Leben[Bearbeiten | Quelltext bearbeiten]

Carl Strüwe war der erste von fünf Söhnen des Ehepaars Wilhelmine und Carl Strüwe. Der Vater, Carl Strüwe (1863–1937), war selbständiger Malermeister, Lehrer an der Maler-Fachschule und Ehrenmeister der Malerinnung Bielefeld. Die Mutter war Wilhelmine Strüwe geb. Dunkel (1875–1956).

Von 1905 bis 1913 besuchte Strüwe die Volksschule und durchlief von 1913 bis 1917 eine Lehre als Lithograf bei der E. Gundlach AG in Bielefeld.
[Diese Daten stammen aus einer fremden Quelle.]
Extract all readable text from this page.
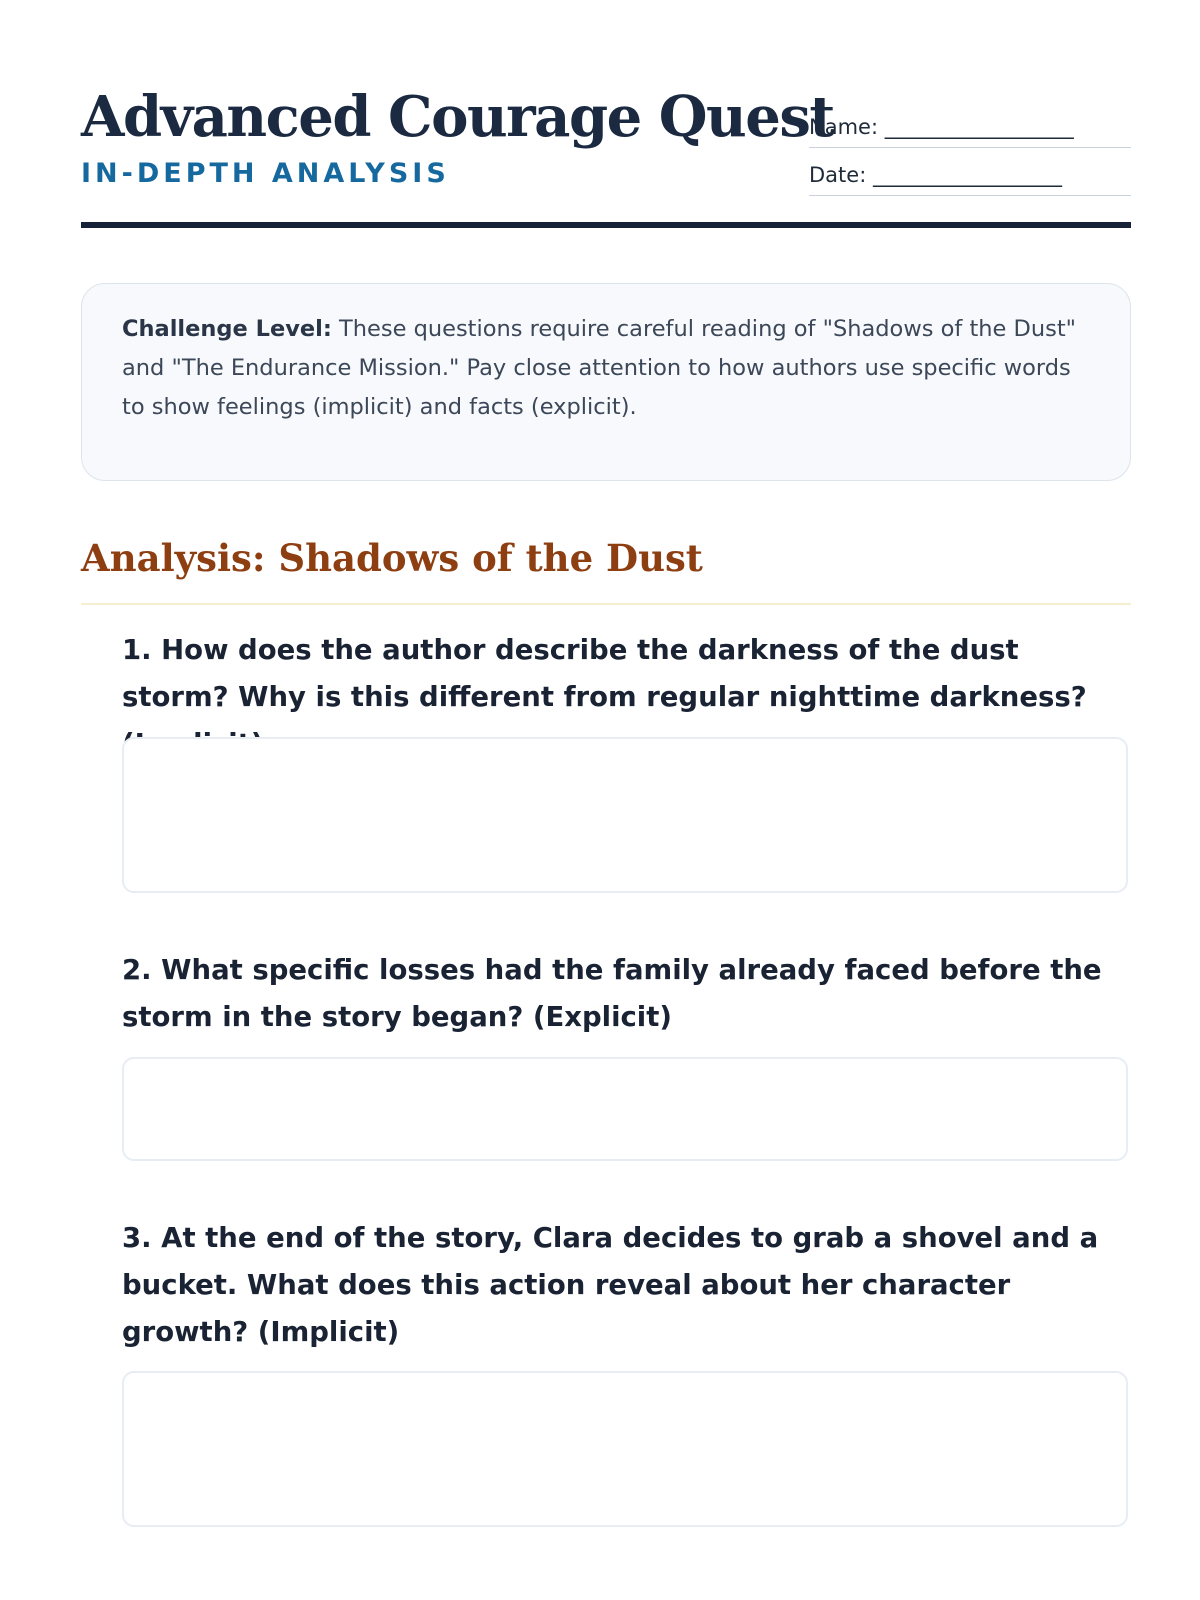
Advanced Courage Quest
IN-DEPTH ANALYSIS
Name: __________________
Date: __________________
Challenge Level: These questions require careful reading of "Shadows of the Dust" and "The Endurance Mission." Pay close attention to how authors use specific words to show feelings (implicit) and facts (explicit).
Analysis: Shadows of the Dust

1. How does the author describe the darkness of the dust storm? Why is this different from regular nighttime darkness?

2. What specific losses had the family already faced before the storm in the story began? (Explicit)

3. At the end of the story, Clara decides to grab a shovel and a bucket. What does this action reveal about her character growth? (Implicit)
Nach der Gesellenprüfung 1917 wurde er Soldat im Ersten Weltkrieg, aus dem er körperlich unverletzt zurückkam. 1919 trat er wieder in seinen Lehrbetrieb ein und blieb, mit Unterbrechungen während des Zweiten Weltkrieges, bis 1963 als angestellter Grafiker dort tätig. Daneben studierte er von 1919 bis 1923 Zeichnen, Malerei und Schrift in Abend- und Sonntagsklassen der Handwerker- und Kunstgewerbeschule Bielefeld bei den Professoren Ludwig Godewols, Karl Muggly (Zeichnen, Malerei) und Fritz Eich (Schrift und Buchausstattung).

1923 heirateten Carl und Hedwig Strüwe, geb. Haase (1896–1992). Die Ehe blieb kinderlos. Gemeinsame Reisen führten das Paar bis Anfang der 1970er Jahre nach Österreich, in die Schweiz, nach Italien, Tunesien und Marokko. 1939 bis 1940 war Carl Strüwe Soldat im Zweiten Weltkrieg. 1945 vernichteten Bomben sein Atelier und einen Großteil seines Bildarchivs.

Seine Grabstätte befindet sich auf dem Friedhof in Bielefeld-Schildesche.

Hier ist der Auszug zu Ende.